The Tenna encounter is the clearest test case for what Deltarune Chapter 3 is doing: a fight that teaches visual deception as its lesson, then uses the Knight fight immediately following to confirm that the lesson was the preparation. Nothing in the chapter is placed without function. The weird route’s integration, the Spamton cameo’s deliberate smallness, the shelter door opening a fraction at the close: these are design arguments, not callbacks. The game that earns this chapter is the one a player brings into it, and Chapter 3 is explicit about that. A player who has spent time with Chapters 1 and 2 and wants to understand what the series is building structurally will find Chapter 3 its most architecturally coherent chapter yet. A player who has not played earlier chapters should begin there: Chapter 3 does not supply context it expects you to carry.

FAQ

Is Deltarune Chapter 3 worth playing?

Yes, and particularly so for players who completed Chapters 1 and 2. Chapter 3 delivers the series’ most precisely designed boss encounter in the Tenna fight, a TV studio dark world that builds its horror through encounter architecture rather than atmosphere, and a Knight reveal sequence that earns the tension the previous chapters constructed. At £19.99/$24.99 for the four-chapter bundle, the value case is straightforward.
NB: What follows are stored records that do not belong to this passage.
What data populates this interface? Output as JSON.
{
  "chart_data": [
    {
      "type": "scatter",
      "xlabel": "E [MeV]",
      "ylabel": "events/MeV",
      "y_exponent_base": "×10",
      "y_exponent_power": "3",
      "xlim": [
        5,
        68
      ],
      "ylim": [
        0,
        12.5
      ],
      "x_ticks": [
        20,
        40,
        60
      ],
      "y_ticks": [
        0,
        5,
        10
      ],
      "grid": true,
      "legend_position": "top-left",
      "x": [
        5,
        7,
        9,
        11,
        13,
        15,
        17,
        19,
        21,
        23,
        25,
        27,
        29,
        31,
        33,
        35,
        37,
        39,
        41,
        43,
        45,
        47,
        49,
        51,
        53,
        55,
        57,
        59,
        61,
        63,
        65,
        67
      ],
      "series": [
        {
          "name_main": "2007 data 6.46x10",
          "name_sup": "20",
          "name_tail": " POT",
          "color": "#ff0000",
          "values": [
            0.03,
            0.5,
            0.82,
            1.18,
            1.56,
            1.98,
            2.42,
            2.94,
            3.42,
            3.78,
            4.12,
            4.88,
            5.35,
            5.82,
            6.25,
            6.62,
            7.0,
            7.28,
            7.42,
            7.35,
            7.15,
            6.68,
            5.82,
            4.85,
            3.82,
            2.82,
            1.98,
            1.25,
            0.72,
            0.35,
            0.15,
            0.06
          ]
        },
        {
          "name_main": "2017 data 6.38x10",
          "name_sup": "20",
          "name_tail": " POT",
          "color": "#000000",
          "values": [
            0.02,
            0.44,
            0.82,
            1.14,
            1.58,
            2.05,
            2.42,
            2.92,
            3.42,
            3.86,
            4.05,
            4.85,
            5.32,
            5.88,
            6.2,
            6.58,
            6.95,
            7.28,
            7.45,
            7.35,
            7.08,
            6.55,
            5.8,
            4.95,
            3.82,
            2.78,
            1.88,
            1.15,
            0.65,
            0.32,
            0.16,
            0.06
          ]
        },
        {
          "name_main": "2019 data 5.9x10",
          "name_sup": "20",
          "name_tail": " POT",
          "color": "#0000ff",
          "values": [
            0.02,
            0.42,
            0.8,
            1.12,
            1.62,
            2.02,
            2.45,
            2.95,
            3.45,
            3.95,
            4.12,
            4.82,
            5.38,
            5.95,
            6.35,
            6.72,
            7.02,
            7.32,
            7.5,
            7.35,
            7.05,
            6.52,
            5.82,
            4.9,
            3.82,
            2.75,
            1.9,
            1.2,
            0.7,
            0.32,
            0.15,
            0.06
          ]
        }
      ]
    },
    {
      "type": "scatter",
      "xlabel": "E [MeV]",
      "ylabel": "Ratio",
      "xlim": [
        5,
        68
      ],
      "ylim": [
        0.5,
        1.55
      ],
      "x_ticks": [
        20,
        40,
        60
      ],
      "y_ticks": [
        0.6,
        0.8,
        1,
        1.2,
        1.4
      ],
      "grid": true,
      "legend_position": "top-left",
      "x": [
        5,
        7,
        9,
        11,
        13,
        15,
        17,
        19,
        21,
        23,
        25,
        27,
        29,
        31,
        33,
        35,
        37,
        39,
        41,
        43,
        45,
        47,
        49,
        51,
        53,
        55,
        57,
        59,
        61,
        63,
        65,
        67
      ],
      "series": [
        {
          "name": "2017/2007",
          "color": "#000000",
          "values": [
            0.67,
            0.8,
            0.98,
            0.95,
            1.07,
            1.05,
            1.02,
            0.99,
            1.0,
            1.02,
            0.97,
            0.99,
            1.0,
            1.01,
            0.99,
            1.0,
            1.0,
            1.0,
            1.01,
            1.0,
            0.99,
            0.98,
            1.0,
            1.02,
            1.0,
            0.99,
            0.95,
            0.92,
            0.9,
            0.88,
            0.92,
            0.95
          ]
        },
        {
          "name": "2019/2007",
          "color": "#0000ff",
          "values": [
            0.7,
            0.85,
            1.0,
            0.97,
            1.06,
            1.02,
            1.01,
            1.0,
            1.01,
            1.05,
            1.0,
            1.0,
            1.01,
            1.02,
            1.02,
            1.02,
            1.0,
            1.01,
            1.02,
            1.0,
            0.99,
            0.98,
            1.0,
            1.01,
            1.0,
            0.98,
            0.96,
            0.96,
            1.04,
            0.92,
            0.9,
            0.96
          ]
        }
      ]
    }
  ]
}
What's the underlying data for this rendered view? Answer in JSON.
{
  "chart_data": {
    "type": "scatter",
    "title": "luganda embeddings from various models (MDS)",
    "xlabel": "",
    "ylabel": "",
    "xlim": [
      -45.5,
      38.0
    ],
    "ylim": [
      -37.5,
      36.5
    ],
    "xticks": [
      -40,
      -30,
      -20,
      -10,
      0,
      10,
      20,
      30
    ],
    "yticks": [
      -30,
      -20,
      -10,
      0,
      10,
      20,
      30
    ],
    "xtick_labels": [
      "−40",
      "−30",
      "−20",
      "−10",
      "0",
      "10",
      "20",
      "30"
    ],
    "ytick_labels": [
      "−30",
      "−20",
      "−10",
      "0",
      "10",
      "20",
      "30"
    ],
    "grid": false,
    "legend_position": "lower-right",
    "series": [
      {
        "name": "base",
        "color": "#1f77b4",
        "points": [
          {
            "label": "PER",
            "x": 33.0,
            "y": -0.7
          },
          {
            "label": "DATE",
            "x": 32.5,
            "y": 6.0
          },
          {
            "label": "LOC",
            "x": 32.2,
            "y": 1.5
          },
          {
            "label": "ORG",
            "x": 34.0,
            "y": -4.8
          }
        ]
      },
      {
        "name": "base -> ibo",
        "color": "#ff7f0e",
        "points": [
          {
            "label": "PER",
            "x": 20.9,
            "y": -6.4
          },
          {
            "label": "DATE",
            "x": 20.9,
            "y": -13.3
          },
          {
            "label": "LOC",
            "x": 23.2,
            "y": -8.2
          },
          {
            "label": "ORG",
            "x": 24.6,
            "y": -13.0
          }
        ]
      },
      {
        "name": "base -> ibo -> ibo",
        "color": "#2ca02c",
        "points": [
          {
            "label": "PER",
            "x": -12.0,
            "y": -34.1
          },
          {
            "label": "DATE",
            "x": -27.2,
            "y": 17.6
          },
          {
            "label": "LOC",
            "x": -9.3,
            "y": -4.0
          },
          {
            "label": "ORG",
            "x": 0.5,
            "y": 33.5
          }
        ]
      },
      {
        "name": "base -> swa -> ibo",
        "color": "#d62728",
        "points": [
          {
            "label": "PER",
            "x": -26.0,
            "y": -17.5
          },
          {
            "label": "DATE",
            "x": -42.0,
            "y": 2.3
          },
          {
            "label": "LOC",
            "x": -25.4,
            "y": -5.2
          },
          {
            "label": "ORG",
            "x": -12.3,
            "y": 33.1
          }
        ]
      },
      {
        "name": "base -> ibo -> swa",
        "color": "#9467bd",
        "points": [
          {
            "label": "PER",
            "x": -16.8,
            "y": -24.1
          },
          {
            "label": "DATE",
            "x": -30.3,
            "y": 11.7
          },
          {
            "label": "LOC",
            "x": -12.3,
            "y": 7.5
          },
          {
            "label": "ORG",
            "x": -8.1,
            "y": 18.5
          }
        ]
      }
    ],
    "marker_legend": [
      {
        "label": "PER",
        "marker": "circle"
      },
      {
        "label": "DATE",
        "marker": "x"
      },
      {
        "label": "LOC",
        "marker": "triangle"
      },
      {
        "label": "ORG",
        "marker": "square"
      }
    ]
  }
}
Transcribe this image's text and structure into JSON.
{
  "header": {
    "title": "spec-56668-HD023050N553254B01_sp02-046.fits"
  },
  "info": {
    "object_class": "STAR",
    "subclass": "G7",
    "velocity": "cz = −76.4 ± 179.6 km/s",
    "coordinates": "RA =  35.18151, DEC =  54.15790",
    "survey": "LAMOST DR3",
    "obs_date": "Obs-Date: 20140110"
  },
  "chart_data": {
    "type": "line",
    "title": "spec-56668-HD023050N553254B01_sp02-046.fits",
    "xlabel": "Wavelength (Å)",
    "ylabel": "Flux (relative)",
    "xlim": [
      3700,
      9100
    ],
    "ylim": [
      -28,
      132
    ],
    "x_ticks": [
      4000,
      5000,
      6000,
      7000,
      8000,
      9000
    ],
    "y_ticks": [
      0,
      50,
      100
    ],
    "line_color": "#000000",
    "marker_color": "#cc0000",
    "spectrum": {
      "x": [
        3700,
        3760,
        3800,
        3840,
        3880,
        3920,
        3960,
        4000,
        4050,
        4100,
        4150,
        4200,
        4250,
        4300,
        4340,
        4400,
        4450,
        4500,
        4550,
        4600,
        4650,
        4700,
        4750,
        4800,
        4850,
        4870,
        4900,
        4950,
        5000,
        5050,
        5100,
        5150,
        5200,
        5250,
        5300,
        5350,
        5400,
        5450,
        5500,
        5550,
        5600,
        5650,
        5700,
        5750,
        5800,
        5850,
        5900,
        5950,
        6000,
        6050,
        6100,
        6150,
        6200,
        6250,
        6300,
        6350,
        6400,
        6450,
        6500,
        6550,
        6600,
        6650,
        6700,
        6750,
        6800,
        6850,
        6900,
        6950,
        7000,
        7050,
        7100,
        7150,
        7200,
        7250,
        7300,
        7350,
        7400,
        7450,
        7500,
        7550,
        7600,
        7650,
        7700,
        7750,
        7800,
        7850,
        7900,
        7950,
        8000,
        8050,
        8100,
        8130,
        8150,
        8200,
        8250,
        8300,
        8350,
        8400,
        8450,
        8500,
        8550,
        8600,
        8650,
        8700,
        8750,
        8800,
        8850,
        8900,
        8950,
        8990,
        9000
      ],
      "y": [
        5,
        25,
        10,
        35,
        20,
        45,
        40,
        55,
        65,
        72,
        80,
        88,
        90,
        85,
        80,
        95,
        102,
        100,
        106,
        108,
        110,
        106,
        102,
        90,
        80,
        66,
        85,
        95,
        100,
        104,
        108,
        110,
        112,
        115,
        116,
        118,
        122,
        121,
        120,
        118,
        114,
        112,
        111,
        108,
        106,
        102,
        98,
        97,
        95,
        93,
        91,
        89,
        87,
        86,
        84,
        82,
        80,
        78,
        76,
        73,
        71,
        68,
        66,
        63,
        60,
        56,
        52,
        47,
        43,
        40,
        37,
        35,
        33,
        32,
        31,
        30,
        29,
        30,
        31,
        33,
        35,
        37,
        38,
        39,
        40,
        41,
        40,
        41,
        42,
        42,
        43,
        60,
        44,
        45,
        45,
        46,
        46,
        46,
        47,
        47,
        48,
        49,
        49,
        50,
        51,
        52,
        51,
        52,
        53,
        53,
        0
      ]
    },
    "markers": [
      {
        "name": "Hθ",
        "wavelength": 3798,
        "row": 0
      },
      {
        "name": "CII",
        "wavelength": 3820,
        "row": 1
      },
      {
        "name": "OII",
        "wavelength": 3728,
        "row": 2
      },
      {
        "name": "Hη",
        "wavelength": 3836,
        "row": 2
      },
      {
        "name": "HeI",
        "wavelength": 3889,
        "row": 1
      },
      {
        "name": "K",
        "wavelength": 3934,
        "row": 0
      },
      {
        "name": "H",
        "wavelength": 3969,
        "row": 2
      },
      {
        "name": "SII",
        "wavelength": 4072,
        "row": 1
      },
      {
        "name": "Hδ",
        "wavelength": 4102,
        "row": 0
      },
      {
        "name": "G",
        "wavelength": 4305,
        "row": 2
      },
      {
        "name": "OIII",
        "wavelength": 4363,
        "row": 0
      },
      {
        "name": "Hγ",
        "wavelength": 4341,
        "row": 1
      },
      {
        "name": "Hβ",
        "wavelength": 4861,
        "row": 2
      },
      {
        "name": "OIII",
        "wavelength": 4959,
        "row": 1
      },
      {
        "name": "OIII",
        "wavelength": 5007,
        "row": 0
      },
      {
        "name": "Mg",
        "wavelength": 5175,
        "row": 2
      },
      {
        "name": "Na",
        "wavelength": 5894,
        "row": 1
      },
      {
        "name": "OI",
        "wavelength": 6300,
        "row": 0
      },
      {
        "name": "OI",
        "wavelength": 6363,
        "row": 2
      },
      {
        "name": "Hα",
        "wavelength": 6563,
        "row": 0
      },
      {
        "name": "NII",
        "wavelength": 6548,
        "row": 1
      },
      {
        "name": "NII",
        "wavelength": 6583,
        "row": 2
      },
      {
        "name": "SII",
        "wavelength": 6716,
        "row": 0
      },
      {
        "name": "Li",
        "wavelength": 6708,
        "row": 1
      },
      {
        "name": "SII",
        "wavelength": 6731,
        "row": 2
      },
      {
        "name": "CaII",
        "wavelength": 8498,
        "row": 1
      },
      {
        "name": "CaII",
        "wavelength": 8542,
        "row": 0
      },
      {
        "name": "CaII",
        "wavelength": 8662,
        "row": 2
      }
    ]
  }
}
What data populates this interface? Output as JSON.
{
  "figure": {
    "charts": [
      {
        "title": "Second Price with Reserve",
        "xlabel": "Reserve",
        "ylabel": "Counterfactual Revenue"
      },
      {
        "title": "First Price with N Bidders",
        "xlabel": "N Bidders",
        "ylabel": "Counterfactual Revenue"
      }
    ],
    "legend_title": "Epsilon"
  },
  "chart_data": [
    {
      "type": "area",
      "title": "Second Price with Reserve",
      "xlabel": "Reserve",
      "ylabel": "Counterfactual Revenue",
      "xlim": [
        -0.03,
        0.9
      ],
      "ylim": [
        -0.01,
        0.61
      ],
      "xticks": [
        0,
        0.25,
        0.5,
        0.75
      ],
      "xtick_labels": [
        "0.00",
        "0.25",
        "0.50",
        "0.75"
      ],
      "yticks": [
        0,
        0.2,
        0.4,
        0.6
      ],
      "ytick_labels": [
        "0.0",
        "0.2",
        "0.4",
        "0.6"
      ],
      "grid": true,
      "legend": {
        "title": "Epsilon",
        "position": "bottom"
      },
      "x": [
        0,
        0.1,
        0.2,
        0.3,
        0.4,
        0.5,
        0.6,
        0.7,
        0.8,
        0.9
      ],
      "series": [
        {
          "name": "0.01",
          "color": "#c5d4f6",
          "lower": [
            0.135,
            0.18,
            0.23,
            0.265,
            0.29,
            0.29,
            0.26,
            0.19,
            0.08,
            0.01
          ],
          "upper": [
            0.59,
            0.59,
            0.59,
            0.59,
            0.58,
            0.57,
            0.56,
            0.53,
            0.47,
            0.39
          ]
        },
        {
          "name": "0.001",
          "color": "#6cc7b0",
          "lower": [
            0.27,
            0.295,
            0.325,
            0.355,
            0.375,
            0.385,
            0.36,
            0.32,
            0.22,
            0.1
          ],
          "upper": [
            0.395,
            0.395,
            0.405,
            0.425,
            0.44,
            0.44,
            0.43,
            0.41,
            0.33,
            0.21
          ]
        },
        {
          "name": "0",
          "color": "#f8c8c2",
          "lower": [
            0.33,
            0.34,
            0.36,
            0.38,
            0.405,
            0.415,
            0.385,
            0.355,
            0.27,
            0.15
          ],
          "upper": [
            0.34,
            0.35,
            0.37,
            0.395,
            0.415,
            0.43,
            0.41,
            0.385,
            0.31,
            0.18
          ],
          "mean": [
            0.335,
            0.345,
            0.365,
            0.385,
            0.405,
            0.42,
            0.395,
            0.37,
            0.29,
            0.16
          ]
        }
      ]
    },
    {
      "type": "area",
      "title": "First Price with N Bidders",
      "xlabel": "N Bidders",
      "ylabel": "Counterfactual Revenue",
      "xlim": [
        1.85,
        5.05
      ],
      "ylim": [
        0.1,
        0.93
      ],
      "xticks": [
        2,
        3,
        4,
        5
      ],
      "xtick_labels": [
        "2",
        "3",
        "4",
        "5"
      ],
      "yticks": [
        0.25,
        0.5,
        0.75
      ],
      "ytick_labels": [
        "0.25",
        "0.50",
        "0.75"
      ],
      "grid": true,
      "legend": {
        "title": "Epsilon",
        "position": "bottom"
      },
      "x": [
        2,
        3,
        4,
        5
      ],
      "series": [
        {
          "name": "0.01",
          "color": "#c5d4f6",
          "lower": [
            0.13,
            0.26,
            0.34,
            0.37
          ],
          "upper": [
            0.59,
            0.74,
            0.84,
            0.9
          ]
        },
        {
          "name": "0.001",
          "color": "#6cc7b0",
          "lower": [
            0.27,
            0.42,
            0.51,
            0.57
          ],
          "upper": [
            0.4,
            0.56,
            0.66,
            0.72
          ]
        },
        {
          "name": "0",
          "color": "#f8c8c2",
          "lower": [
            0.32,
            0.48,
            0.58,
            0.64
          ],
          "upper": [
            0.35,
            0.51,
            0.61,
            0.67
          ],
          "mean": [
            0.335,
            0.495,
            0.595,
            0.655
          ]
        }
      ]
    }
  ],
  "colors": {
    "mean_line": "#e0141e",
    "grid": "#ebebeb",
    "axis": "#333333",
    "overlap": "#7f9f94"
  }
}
How long is Deltarune Chapter 3?

The main story runs 5-8 hours depending on combat approach and exploration. Players carrying weird route state from earlier chapters, or pursuing the Spamton bonus room and full ACT completion, can expect 12-15 hours across Chapters 3 and 4 combined. Chapter 3 is the shorter of the two paid chapters, but the pacing is deliberate: it spends its runtime efficiently rather than generously.

Do I need to play Undertale before Deltarune Chapter 3?

Undertale is not a prerequisite for understanding Chapter 3's mechanics or story. Deltarune operates as a separate world with its own characters and rules, and the chapter's core encounter design is self-contained. Players with Undertale context will recognise tonal and thematic callbacks, particularly in how the game handles consequence and the treatment of characters like Spamton, but those callbacks function as layers rather than foundations.

What is the weird route in Deltarune Chapter 3?

The weird route is a moral-consequence path available to players who chose to harm characters and use Snowgrave in Chapter 2. In Chapter 3, carrying that state alters Ralsei's behaviour, produces one of the few moments in the series where he directly criticises the player's choices, and shifts the narrative register of the Knight encounter without changing the combat architecture. It is the game's most structurally honest consequence system: the weird route earns its cost by making the cost visible to the party.

When is Deltarune Chapter 4 releasing?

Chapter 4 released simultaneously with Chapter 3 on 4 June 2025 as part of the same £19.99 / $24.99 bundle. Both chapters are available now across PC, Nintendo Switch, Switch 2, PlayStation 4 and 5, and Xbox. Future chapters beyond Chapter 4 have been confirmed as free updates to the same purchase.

8.5
Great
SpawningPoint Verdict
Review summary

Deltarune Chapter 3 is the series' most architecturally coherent chapter, using the TV studio dark world of TV World to build its horror and comedy through encounter design rather than atmosphere. The Tenna boss fight is the clearest demonstration of Toby Fox's approach: a combat sequence that teaches visual deception as its lesson, then confirms that lesson in the Knight encounter immediately following. Spamton's brief, undignified reappearance and the chapter's closing shelter-door sequence both stage their arguments without explanation. At £19.99 / $24.99 for the four-chapter bundle, with future additions confirmed as free, Chapter 3 rewards the investment of the chapters before it. Recommended for players who have completed Chapters 1 and 2.